Prototyping in the early design phases

I define ‘prototypes’ are material manifestations that carry an essential parts of the functionality of a concept design, and are developed toward an intended product (which may be a traditional mass-manufactured item for sale, a service, a method, tool, or technique).

Functions of prototypes within research

Making prototypes comes natural to a designer doing research. And it helps in several ways. In my 2010 presentation at the pro to:type 2010 symposium (currently in press), I listed five:

1 prototypes confront theories

If you’re building a prototype that should be really used, you can’t hide in abstractions. You are forced to translate your theory into the situated complexity of situations of use, rather than conduct an isolated laboratory experiment on an abstracted principle. Typically, building the prototype involves creating a complete solution, which means that multiple theories must be satisfied simultaneously in deciding on the properties that the prototype should have. This requires that theories from different areas are brought together, and that a single phenomenon in the world is used as a carrier that is described from these different perspectives; this in turn helps creating links between different fields in interdisciplinary research.

2 confronting the world

Whereas the previous principle occurs even before you get the prototype working (the confrontations may occur before anything is really made), this principle fits the basics of empirical research: you’ve got to make it work. Even though your theory might state that something is ‘strong’, ‘fast’, or ‘thin’, making the prototype requires a concrete instantiation: something which is thin is either 1 cm thick or 1 mm thick; something which is fast must arrive within either 1 second or within 1 millisecond. In making such concrete decisions, one can be surprised how many details are just not discussed in the experimental literature.

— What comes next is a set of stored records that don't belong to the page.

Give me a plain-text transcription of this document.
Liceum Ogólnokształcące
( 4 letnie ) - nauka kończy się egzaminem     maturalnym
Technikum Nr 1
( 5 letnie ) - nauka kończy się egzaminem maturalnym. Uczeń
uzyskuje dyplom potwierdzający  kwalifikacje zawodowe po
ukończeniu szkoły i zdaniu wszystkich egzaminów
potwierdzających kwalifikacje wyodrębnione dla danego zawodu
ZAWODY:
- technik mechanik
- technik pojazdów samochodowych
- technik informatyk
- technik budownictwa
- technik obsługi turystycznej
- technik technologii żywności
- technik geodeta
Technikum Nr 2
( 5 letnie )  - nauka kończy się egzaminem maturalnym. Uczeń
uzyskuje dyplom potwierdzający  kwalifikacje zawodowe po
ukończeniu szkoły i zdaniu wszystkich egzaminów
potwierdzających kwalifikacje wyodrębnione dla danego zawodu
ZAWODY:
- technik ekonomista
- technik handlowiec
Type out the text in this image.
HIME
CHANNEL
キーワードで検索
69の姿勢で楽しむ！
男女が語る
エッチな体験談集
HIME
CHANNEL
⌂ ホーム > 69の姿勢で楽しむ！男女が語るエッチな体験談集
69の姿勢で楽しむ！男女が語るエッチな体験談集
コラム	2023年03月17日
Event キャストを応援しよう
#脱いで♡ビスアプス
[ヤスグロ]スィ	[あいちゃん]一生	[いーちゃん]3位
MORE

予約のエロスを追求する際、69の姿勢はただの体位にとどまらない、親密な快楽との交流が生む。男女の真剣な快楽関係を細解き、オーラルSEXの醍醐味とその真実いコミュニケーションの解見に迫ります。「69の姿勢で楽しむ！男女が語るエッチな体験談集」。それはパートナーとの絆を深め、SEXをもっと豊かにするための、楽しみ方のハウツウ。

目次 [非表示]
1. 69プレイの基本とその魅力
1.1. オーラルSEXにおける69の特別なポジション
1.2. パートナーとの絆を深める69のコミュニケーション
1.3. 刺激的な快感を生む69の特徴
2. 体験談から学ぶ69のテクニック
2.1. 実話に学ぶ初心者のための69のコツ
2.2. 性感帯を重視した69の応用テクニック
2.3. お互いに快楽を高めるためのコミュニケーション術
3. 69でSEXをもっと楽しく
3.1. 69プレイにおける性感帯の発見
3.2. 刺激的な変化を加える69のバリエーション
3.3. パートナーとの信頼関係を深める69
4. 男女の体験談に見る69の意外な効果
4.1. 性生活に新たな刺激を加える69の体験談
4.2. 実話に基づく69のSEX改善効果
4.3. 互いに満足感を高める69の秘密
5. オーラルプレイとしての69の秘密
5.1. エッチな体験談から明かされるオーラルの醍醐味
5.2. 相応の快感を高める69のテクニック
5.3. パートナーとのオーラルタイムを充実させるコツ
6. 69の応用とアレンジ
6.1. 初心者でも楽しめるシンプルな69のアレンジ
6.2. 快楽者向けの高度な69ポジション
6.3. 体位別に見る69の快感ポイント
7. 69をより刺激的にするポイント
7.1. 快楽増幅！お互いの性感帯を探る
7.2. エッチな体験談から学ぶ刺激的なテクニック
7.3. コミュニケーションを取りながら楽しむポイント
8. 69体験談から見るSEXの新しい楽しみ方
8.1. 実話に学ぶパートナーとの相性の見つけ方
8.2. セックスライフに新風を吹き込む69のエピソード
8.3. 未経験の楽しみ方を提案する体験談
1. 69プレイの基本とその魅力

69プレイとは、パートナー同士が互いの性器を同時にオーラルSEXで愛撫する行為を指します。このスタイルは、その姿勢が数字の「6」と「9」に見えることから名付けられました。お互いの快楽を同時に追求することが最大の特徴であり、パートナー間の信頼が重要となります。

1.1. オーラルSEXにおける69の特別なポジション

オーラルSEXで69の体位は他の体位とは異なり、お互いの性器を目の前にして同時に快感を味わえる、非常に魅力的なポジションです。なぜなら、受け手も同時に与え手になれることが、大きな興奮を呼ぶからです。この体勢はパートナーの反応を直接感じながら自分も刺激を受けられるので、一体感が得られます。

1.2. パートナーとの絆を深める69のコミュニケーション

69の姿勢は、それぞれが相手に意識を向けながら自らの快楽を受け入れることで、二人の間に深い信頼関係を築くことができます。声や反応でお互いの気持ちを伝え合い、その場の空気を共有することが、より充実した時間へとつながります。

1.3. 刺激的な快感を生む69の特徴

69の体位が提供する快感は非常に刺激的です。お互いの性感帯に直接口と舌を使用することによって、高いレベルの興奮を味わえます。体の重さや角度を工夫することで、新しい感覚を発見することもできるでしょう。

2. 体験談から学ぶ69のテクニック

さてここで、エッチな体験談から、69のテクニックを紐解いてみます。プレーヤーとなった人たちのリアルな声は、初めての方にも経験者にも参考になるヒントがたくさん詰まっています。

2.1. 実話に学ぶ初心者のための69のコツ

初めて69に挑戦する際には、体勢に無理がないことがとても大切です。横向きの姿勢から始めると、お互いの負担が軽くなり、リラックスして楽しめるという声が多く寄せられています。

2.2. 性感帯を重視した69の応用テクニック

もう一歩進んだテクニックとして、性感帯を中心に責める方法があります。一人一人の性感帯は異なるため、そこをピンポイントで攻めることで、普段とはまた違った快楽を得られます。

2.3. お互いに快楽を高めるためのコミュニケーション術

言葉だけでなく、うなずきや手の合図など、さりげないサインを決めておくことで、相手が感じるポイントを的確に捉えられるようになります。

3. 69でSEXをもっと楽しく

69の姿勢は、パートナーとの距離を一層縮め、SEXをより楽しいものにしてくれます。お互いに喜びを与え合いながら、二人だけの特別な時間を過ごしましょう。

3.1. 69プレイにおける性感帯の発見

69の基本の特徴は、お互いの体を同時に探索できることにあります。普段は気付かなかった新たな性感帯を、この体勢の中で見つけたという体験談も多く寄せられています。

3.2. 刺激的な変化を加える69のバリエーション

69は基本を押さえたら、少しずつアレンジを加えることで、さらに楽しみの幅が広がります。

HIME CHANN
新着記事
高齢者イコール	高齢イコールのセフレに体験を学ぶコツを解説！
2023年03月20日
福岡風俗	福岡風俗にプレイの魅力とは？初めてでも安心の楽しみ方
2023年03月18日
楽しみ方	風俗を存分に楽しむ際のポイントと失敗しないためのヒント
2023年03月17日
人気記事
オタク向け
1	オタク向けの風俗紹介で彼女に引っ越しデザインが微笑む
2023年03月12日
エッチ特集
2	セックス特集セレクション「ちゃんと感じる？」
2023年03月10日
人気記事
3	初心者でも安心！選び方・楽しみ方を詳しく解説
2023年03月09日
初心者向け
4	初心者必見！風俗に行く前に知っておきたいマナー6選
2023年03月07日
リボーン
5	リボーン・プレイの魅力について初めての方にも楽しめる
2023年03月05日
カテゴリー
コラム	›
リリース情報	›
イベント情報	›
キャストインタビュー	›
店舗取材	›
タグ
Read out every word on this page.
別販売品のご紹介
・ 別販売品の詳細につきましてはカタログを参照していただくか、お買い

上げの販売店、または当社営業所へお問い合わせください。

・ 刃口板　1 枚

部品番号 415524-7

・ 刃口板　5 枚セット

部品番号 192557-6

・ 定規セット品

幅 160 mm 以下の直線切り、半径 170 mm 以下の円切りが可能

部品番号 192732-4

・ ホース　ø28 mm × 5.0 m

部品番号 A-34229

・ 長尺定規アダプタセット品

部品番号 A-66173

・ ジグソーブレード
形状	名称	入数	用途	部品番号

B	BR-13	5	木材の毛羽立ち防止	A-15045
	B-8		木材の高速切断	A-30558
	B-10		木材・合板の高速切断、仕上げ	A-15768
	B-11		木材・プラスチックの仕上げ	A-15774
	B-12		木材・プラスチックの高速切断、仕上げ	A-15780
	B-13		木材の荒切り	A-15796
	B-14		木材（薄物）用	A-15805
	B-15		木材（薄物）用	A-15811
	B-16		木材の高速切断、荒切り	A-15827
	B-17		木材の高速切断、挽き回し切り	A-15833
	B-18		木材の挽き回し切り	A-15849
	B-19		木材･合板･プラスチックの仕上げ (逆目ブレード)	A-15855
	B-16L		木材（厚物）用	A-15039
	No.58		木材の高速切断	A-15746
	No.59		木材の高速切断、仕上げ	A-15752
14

3 evoking discussion and reflection

The previous two principles take place if the researcher works in a studio, or works hidden away. This one is social, and concerns involving other minds. Prototypes have an evocative quality, easily surpassing theories in books or presentations in powerpoint. They are tangible, hands-on, ‘things’ which speak to the imagination, and allow other people (including other researchers) to engage with it, and discuss it in the language of everyday experience. In Keller’s project, a lot was learnt from the reactions of visiting researchers given a demonstration of the TRI or Cabinet prototypes, and from the many suggestions for improvements given by people who played with it.

This evocative social function may be the most important one in this list, as it concerns not only generation or validation, but also communication of knowledge. In this direction, Morgensen (1992) proposed to speak of ‘provotypes’, objects whose function is not to test or prove, but the provoke reflection, experimentation, and discussion.

4 changing the world

This principle is close to ‘action research’ approaches in the social sciences. The prototype embodies a possible future, and allows this to be explored. It can be used as an intervention in a work practice (as Cabinet was put in design offices, to study how its use of new media techniques affected image collection in practice). In action research methodology, methods have been proposed and developed to document and explain the effects on work practice, and thereby better understand this work practice.

5 testing a theory

This final principle is put last in this list not because it is less important than the others, but because it fits in best with the classic experimental approach to research. A prototype can serve as an embodiment for a hypothesis, realizing the conditions (independent variables) in an experiment. It connects to the observation at the beginning of this paper that researchers were so keen on design students because they were great at producing stimuli. This principle fits well into accepted (psychological) research methods, which makes it much easier to publish the research than the previous four.

Prototypes carrying knowledge

There is a last candidate which is sometimes mentioned, that prototypes are themselves carriers of knowledge. But although it is clear that prototypes can give powerful illustrations of scientific statements, they do not make a statement in themselves. The prototype embodies knowledge only when it is framed within that knowledge. That framing then provides the knowledge, they way in which the prototype is interpreted, which must be made explicit for knowledge to be shared and understood. In itself it is merely a piece of matter, open to interpretation, but not by itself making a statement independent of the interpreter.